5.With extreme pressures on funding, the social care system is unable to meet demand, placing enormous extra pressure on NHS services. Social care services are under immense pressure as a result of increasing demand for services from an ageing population, combined with restrictions on funding. Local authority spending on adult social care fell by 10% in real terms between 2009–10 and 2014–15. NHS England confirmed that the social care system is not keeping up with demand and this is placing significant strain on NHS services. For example, the number of people experiencing delays in being discharged from hospital as a result of a lack of social care has doubled over the last three years. Both the Department and NHS England need to understand the true scale and nature of the problem if they are to manage these stresses, but there is currently no estimate of the financial impact of social care pressures on the NHS.

Recommendation: The Department and NHS England should assess the impact that financial pressure in social care is having on the NHS, so that it can better understand the nature of the problem and how it can be managed. It should publish the findings of its analysis by July 2017.

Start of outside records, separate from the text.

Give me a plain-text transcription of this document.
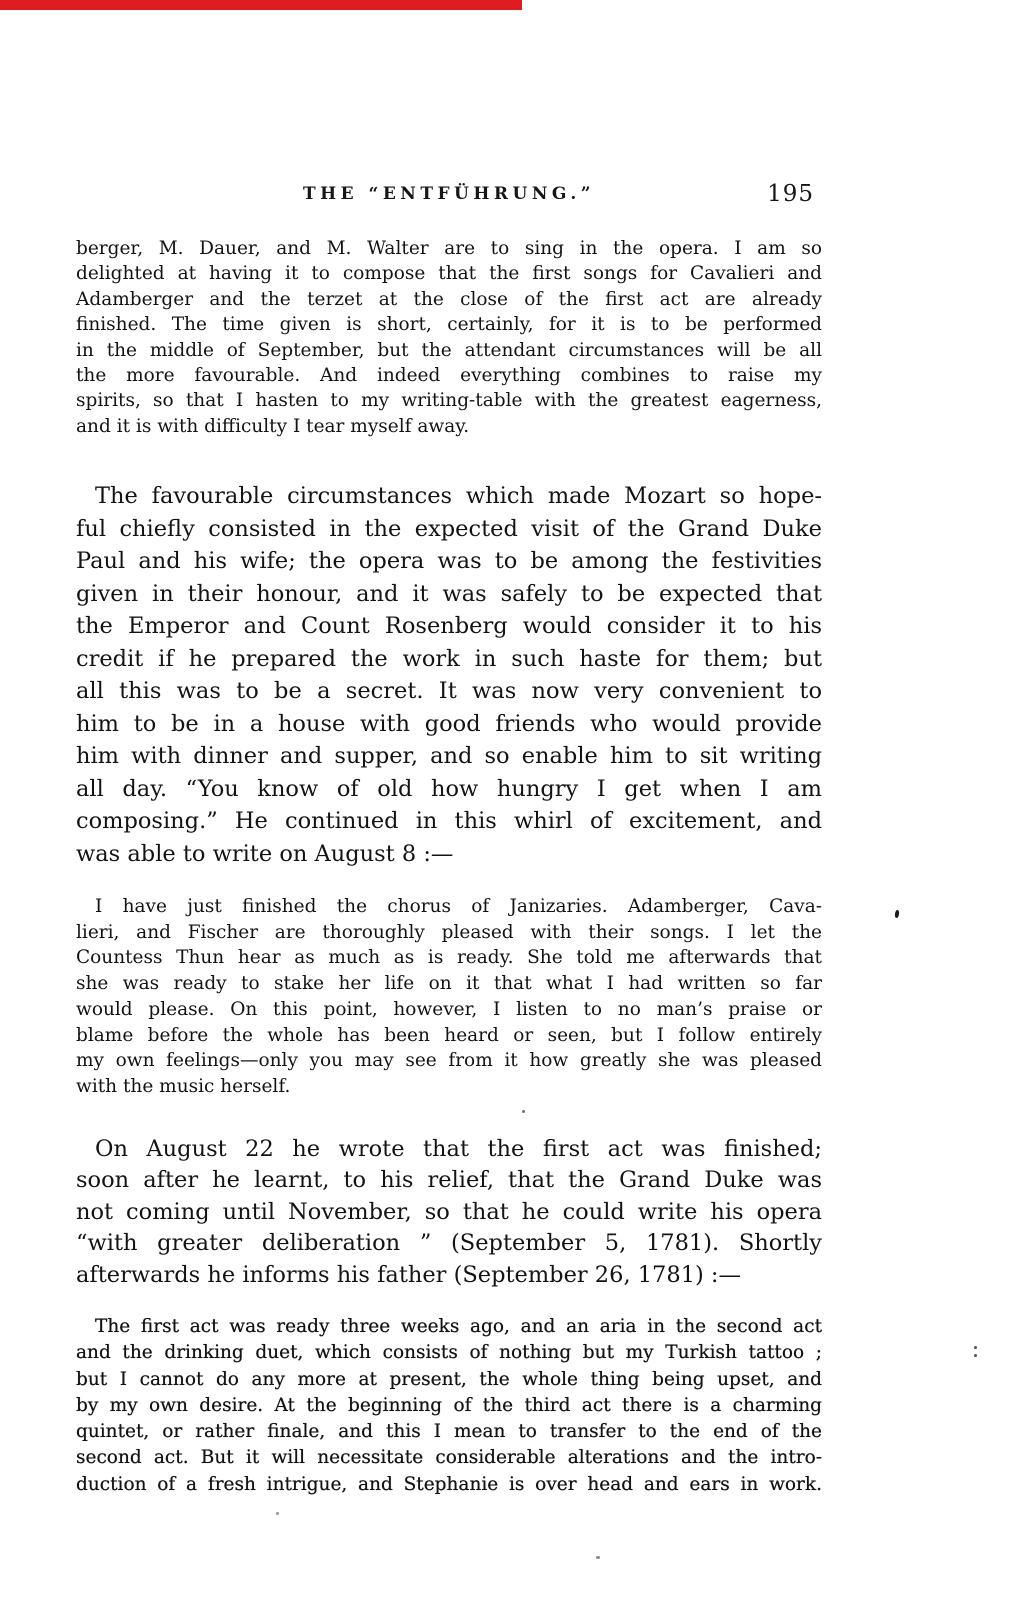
THE “ENTFÜHRUNG.”	195
berger, M. Dauer, and M. Walter are to sing in the opera. I am so
delighted at having it to compose that the first songs for Cavalieri and
Adamberger and the terzet at the close of the first act are already
finished. The time given is short, certainly, for it is to be performed
in the middle of September, but the attendant circumstances will be all
the more favourable. And indeed everything combines to raise my
spirits, so that I hasten to my writing-table with the greatest eagerness,
and it is with difficulty I tear myself away.
The favourable circumstances which made Mozart so hope-
ful chiefly consisted in the expected visit of the Grand Duke
Paul and his wife; the opera was to be among the festivities
given in their honour, and it was safely to be expected that
the Emperor and Count Rosenberg would consider it to his
credit if he prepared the work in such haste for them; but
all this was to be a secret. It was now very convenient to
him to be in a house with good friends who would provide
him with dinner and supper, and so enable him to sit writing
all day. “You know of old how hungry I get when I am
composing.” He continued in this whirl of excitement, and
was able to write on August 8 :—
I have just finished the chorus of Janizaries. Adamberger, Cava-
lieri, and Fischer are thoroughly pleased with their songs. I let the
Countess Thun hear as much as is ready. She told me afterwards that
she was ready to stake her life on it that what I had written so far
would please. On this point, however, I listen to no man’s praise or
blame before the whole has been heard or seen, but I follow entirely
my own feelings—only you may see from it how greatly she was pleased
with the music herself.
On August 22 he wrote that the first act was finished;
soon after he learnt, to his relief, that the Grand Duke was
not coming until November, so that he could write his opera
“with greater deliberation ” (September 5, 1781). Shortly
afterwards he informs his father (September 26, 1781) :—
The first act was ready three weeks ago, and an aria in the second act
and the drinking duet, which consists of nothing but my Turkish tattoo ;
but I cannot do any more at present, the whole thing being upset, and
by my own desire. At the beginning of the third act there is a charming
quintet, or rather finale, and this I mean to transfer to the end of the
second act. But it will necessitate considerable alterations and the intro-
duction of a fresh intrigue, and Stephanie is over head and ears in work.
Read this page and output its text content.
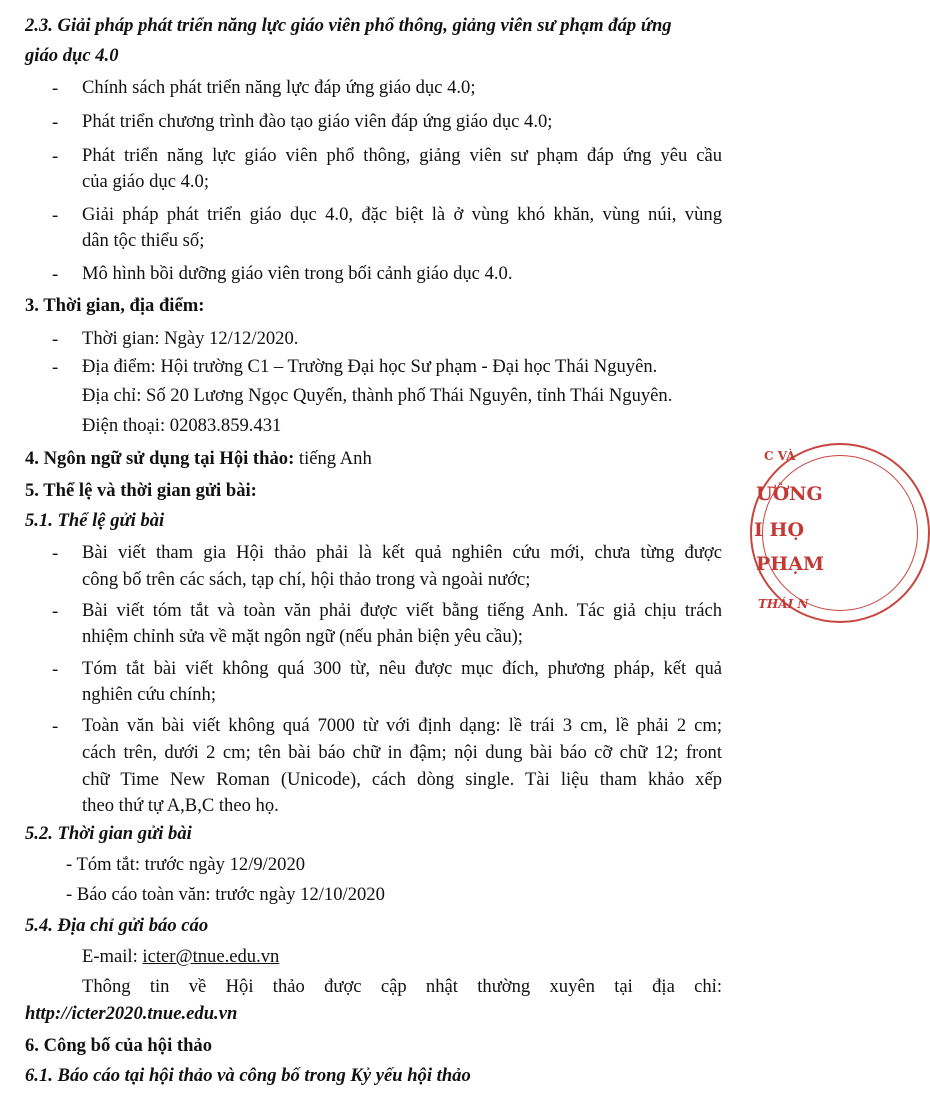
2.3. Giải pháp phát triển năng lực giáo viên phổ thông, giảng viên sư phạm đáp ứng
giáo dục 4.0
- Chính sách phát triển năng lực đáp ứng giáo dục 4.0;
- Phát triển chương trình đào tạo giáo viên đáp ứng giáo dục 4.0;
- Phát triển năng lực giáo viên phổ thông, giảng viên sư phạm đáp ứng yêu cầu
của giáo dục 4.0;
- Giải pháp phát triển giáo dục 4.0, đặc biệt là ở vùng khó khăn, vùng núi, vùng
dân tộc thiểu số;
- Mô hình bồi dưỡng giáo viên trong bối cảnh giáo dục 4.0.
3. Thời gian, địa điểm:
- Thời gian: Ngày 12/12/2020.
- Địa điểm: Hội trường C1 – Trường Đại học Sư phạm - Đại học Thái Nguyên.
Địa chỉ: Số 20 Lương Ngọc Quyến, thành phố Thái Nguyên, tỉnh Thái Nguyên.
Điện thoại: 02083.859.431
4. Ngôn ngữ sử dụng tại Hội thảo: tiếng Anh
5. Thể lệ và thời gian gửi bài:
5.1. Thể lệ gửi bài
- Bài viết tham gia Hội thảo phải là kết quả nghiên cứu mới, chưa từng được
công bố trên các sách, tạp chí, hội thảo trong và ngoài nước;
- Bài viết tóm tắt và toàn văn phải được viết bằng tiếng Anh. Tác giả chịu trách
nhiệm chỉnh sửa về mặt ngôn ngữ (nếu phản biện yêu cầu);
- Tóm tắt bài viết không quá 300 từ, nêu được mục đích, phương pháp, kết quả
nghiên cứu chính;
- Toàn văn bài viết không quá 7000 từ với định dạng: lề trái 3 cm, lề phải 2 cm;
cách trên, dưới 2 cm; tên bài báo chữ in đậm; nội dung bài báo cỡ chữ 12; front
chữ Time New Roman (Unicode), cách dòng single. Tài liệu tham khảo xếp
theo thứ tự A,B,C theo họ.
5.2. Thời gian gửi bài
- Tóm tắt: trước ngày 12/9/2020
- Báo cáo toàn văn: trước ngày 12/10/2020
5.4. Địa chỉ gửi báo cáo
E-mail: icter@tnue.edu.vn
Thông tin về Hội thảo được cập nhật thường xuyên tại địa chỉ:
http://icter2020.tnue.edu.vn
6. Công bố của hội thảo
6.1. Báo cáo tại hội thảo và công bố trong Kỷ yếu hội thảo
C VÀ
ƯỜNG
I HỌ
PHẠM
THÁI N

6.The Department, NHS England and NHS Improvement do not yet understand whether, and how, they can realistically expect local bodies to deliver all that is being asked of them. We recognise the efforts by the Department, NHS England and NHS Improvement to develop a plan for closing the £22 billion black hole in NHS finances. However, we remain concerned about whether plans are really achievable. NHS Improvement admitted that trusts will need to deliver efficiencies of around 4% in 2016–17, 2017–18 and 2018–19, despite telling us in January 2016 that efficiencies of this scale were unrealistic. Plans also assume that the growth in trusts’ acute hospital activity can be reduced from 2.9% to 1.3% per year, although demand for NHS services continues to grow. To reduce the demand for expensive hospital care, the NHS needs to invest in alternative care models, such as primary and community services. But NHS England told us that us that the deficits in trusts mean there is £800 million less money in 2016–17 to invest in out of hospital care and offset the increases in demand. There has been limited testing by the Department, NHS England and NHS Improvement of their estimates for how much they can generate from their savings programmes. Furthermore, local bodies are now facing new challenges, such as the repercussions of Brexit and the challenge of implementing 7-day services and NHS England acknowledged that the national bodies would need to update their plans to take account of these pressures. NHS Providers told us that it was not possible for the NHS to deliver all of its priorities within the resources that it has.

Recommendation: The Department, NHS England and NHS Improvement should publish by March 2017 its assessment of whether there is the capacity in NHS bodies to deliver everything they are expected to within the agreed timeframes.